7. Kepo

723 164 63
                                    

Mengingat malam itu, siapa kira aku akan tenang menunggu kabar teman-teman dan sahabatku untuk kedepannya, apa lagi Arjuna, dimana kejadian malam itu menjadikan ia adalah saksinya. Secara berbarangan pula, Satria ikut menumpahkan segala rasa tak sukanya pada diriku. Kian kendati, matanya memerah dengan rahang yang mengeras, kedua tangannya mengepal menahan apa yang harusnya tak pantas ia lontarkan. Mungkin begitu pikirnya. Semua yang mereka bicarakan terelak dengan sendirinya, otakku bekerja menyesuaikan ego dihati.

     Buram, kala abu-abu menggenang dihati. Membutakan apapun dengan emosional yang berlebih. Something really is wrong with me. And i don't know what it is.

Ada apa denganku?

Susah payah rasanya harus menjalin hubungan baik kembali dengan pria yang dulunya sempat membantuku tanpa pamrih.

Hati dan pikiranku jauh tak sinkron saat itu, dan masih terbayang sampai kini, hampir saja Ice matcha latte yang kupesan bersama mbak Vivi tadi menjadi korban lamunanku kalau saja ia tak menyadarkanku dari cerita panjang tak terarah ini.
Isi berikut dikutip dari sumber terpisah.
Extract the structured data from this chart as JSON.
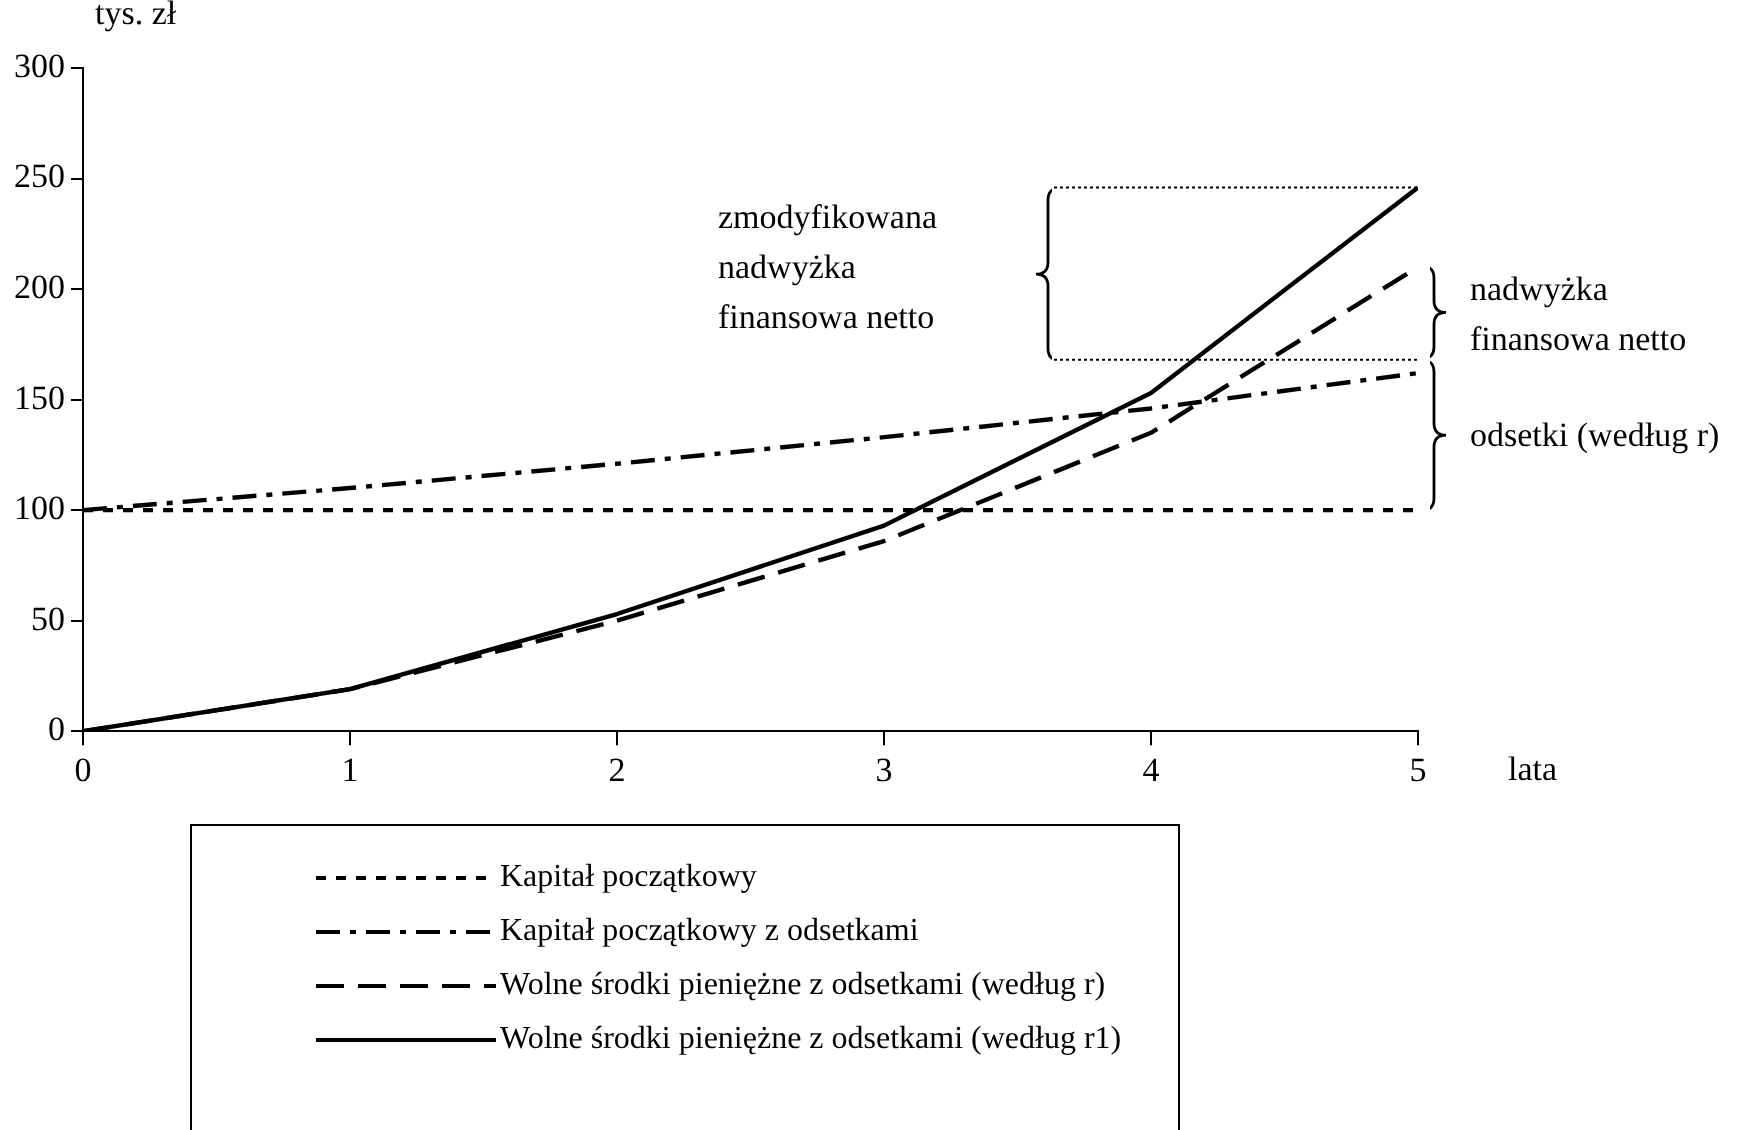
{
  "chart_data": {
    "type": "line",
    "ylabel": "tys. zł",
    "xlabel": "lata",
    "x": [
      0,
      1,
      2,
      3,
      4,
      5
    ],
    "xlim": [
      0,
      5
    ],
    "xticks": [
      0,
      1,
      2,
      3,
      4,
      5
    ],
    "ylim": [
      0,
      300
    ],
    "yticks": [
      0,
      50,
      100,
      150,
      200,
      250,
      300
    ],
    "marker": "none",
    "legend": "bottom",
    "series": [
      {
        "name": "Kapitał początkowy",
        "color": "#000000",
        "line_style": "dotted",
        "values": [
          100,
          100,
          100,
          100,
          100,
          100
        ]
      },
      {
        "name": "Kapitał początkowy z odsetkami",
        "color": "#000000",
        "line_style": "dashdot",
        "values": [
          100,
          110,
          121,
          133,
          146,
          162
        ]
      },
      {
        "name": "Wolne środki pieniężne z odsetkami (według r)",
        "color": "#000000",
        "line_style": "dashed",
        "values": [
          0,
          19,
          50,
          86,
          135,
          210
        ]
      },
      {
        "name": "Wolne środki pieniężne z odsetkami (według r1)",
        "color": "#000000",
        "line_style": "solid",
        "values": [
          0,
          19,
          53,
          93,
          153,
          246
        ]
      }
    ],
    "ref_lines": [
      {
        "axis": "y",
        "value": 246,
        "line_style": "dotted",
        "color": "#000000"
      },
      {
        "axis": "y",
        "value": 168,
        "line_style": "dotted",
        "color": "#000000"
      }
    ],
    "annotations": [
      "zmodyfikowana nadwyżka finansowa netto",
      "nadwyżka finansowa netto",
      "odsetki (według r)"
    ]
  }
}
Seakan ia peka dengan keadaanku, matanya menerawang kearahku dengan menusuk dan sayu, dengan tangan yang masih setia memegang lembut cup berisikan Moccachino itu. Terbaca, bagaimana matanya berbicara, seakan ia bertanya ada apa ini?

" Tumben kamu diam aja, Din. Lagi ada masalah kampus?" Tanyanya, berusaha mencairkan suasana hening diantara kami berdua.

Bukan mbak, bukan itu. Lebih dari itu malah.

Cukup dengan gelengan, tapi tak membuat gadis ini harus terdiam membiarkan semua masalah hanya menimpah diriku saja. Cukup peka dan bersahabat. Kembali ia bertanya, " kamu ribut ya sama Juna?" Hampir mbak, tapi bukan itu yang ku maksud.

Sekali lagi kepala ini mampu menggeleng.

Menyerah? Bukan mbak Vivi namanya. Kembali ia bertanya, namun matanya menyelaras dengan pandanganku yang makin menurun memperhatikan jemari yang masih memainkan tutup cup yang iseng ku buka dan ku tutup kembali.

" Hanif?" Tanganku terhenti, tergantikan dengan pandangan yang kembali kutegakkan searah matanya. Aku diam sejenak. " Sok tau deh", Jeleknya lagi, aku tak bisa menutupi kebohonganku. Salah satu teman sepermainanku yang satu ini sedikit memiringkan kepalanya, matanya sedikit melebar berharap aku jujur sebelum ia yang mengungkapkan lebih banyak lagi.

Ternyata mengelak pun tak membuahkan hasil, mbak Vivi semakin diam menunggu jawaban dariku. Tak kunjung datang, ia kembali berkata.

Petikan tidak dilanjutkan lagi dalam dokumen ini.